In 2006, the American Trucking Association and Roadsafe America petitioned the Federal Motor Carrier Safety Administration to establish a rule regarding the use of speed-limiters on heavy trucks. In May of last year, the FMCSA and the National Highway Traffic Safety Administration agreed on a joint rule and submitted it to the White House Office of Management and Budget. The OMB delayed the issue by extending the review period for the rule. Last week, the rule was delayed again. The OMB also delayed the release of a regulation that would have created a database to track all truck drivers who failed or refused to take drug or alcohol tests.
The use of speed limiters is highly controversial among truck industry insiders. Surveys of individual owner/operators suggest that speed limiters are unpopular. Several larger trucking companies are in favor of the measure. The smaller owners believe that speed limiters are not intended to improve safety, but rather are intended to eliminate competitors to the larger companies.
Understanding the impact of speed limiters on highway safety is complicated.

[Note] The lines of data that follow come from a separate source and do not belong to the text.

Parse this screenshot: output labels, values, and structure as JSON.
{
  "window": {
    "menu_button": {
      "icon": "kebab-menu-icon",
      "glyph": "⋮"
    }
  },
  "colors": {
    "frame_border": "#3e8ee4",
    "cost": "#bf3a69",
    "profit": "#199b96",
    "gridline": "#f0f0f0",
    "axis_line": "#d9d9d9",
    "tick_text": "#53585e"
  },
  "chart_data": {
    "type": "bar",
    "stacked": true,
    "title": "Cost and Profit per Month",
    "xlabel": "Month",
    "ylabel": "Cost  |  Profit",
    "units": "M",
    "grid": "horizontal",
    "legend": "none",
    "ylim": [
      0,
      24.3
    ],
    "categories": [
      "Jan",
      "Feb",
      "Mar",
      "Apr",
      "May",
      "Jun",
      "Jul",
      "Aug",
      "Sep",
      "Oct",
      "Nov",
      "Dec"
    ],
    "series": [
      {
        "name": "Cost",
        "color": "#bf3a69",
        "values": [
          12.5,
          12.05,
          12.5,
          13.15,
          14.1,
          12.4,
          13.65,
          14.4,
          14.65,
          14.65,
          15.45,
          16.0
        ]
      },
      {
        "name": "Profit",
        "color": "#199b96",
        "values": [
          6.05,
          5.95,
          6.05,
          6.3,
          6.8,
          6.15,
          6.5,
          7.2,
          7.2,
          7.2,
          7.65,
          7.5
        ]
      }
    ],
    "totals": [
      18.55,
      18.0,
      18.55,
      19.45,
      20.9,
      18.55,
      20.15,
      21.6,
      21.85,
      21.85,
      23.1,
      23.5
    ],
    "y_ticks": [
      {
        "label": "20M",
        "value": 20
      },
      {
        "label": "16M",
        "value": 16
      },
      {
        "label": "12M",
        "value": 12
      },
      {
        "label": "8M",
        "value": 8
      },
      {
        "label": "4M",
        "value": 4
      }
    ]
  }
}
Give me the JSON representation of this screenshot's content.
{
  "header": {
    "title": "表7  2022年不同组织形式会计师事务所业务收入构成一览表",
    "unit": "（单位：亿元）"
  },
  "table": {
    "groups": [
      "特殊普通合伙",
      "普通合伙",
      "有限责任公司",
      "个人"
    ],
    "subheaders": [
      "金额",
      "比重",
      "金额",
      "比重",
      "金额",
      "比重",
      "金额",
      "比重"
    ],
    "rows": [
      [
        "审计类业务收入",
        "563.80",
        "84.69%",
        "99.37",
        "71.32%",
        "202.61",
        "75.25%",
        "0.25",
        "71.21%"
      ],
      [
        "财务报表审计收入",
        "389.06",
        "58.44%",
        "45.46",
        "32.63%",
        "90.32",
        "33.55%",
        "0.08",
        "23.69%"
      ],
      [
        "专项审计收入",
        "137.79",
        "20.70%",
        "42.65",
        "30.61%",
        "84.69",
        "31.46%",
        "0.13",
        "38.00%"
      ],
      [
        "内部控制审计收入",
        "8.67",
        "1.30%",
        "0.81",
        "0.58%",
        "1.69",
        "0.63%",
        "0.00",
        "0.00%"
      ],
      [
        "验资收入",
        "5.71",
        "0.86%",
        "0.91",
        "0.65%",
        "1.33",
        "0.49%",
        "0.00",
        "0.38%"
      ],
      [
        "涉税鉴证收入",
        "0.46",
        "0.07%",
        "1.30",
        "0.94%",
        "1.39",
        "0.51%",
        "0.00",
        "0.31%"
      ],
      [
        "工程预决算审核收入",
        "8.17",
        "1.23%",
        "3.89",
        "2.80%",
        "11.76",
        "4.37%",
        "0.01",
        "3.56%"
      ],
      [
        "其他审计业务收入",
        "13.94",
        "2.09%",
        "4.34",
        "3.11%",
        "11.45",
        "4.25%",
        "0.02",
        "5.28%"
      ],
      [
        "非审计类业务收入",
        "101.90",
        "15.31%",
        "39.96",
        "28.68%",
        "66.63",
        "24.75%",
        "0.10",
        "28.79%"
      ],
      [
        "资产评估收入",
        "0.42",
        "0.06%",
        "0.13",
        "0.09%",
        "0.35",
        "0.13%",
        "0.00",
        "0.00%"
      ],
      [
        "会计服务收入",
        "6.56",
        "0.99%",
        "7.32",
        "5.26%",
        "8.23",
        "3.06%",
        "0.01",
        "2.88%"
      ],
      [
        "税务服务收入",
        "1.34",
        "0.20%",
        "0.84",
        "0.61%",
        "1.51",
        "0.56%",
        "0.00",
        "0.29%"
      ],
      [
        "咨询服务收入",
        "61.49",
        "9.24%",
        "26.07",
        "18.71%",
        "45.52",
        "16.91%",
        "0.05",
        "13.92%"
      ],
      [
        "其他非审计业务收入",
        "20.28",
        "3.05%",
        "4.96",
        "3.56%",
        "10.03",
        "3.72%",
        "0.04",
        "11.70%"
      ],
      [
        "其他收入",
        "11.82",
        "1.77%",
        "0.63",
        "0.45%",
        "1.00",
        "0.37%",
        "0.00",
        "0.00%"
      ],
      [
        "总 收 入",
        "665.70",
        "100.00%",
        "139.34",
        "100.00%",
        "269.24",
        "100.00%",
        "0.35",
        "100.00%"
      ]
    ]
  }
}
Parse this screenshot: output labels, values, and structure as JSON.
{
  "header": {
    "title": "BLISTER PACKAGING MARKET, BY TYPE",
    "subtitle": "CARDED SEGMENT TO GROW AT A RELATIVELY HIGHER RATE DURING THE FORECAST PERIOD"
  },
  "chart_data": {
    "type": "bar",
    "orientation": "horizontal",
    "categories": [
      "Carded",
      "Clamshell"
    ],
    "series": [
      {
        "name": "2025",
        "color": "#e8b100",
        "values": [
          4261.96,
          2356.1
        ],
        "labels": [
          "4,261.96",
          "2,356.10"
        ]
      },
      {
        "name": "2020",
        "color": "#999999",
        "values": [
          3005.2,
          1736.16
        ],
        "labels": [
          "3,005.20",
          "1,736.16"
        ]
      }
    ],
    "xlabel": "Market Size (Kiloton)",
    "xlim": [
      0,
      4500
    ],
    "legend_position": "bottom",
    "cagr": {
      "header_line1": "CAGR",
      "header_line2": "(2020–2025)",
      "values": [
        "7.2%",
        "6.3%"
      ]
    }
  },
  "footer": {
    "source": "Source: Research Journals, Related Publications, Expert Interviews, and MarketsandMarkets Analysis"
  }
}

Speed limiters would potentially increase the speed differential between cars and semi trucks on the road. The established speed limits would continue to be respected or ignored by the drivers of passenger vehicles as usual. Trucks would be incapable of exceeding 65 mph. Larger speed differentials have been tied to an increase in rear-end collisions, according to the Federal Highway Administration. Speed limiters could contribute to an increase in this type of accident. However, speed limiters could potentially reduce accidents caused by trucks driving at excessive speeds. The overall safety impact would depend on the relative frequency of these truck crashes.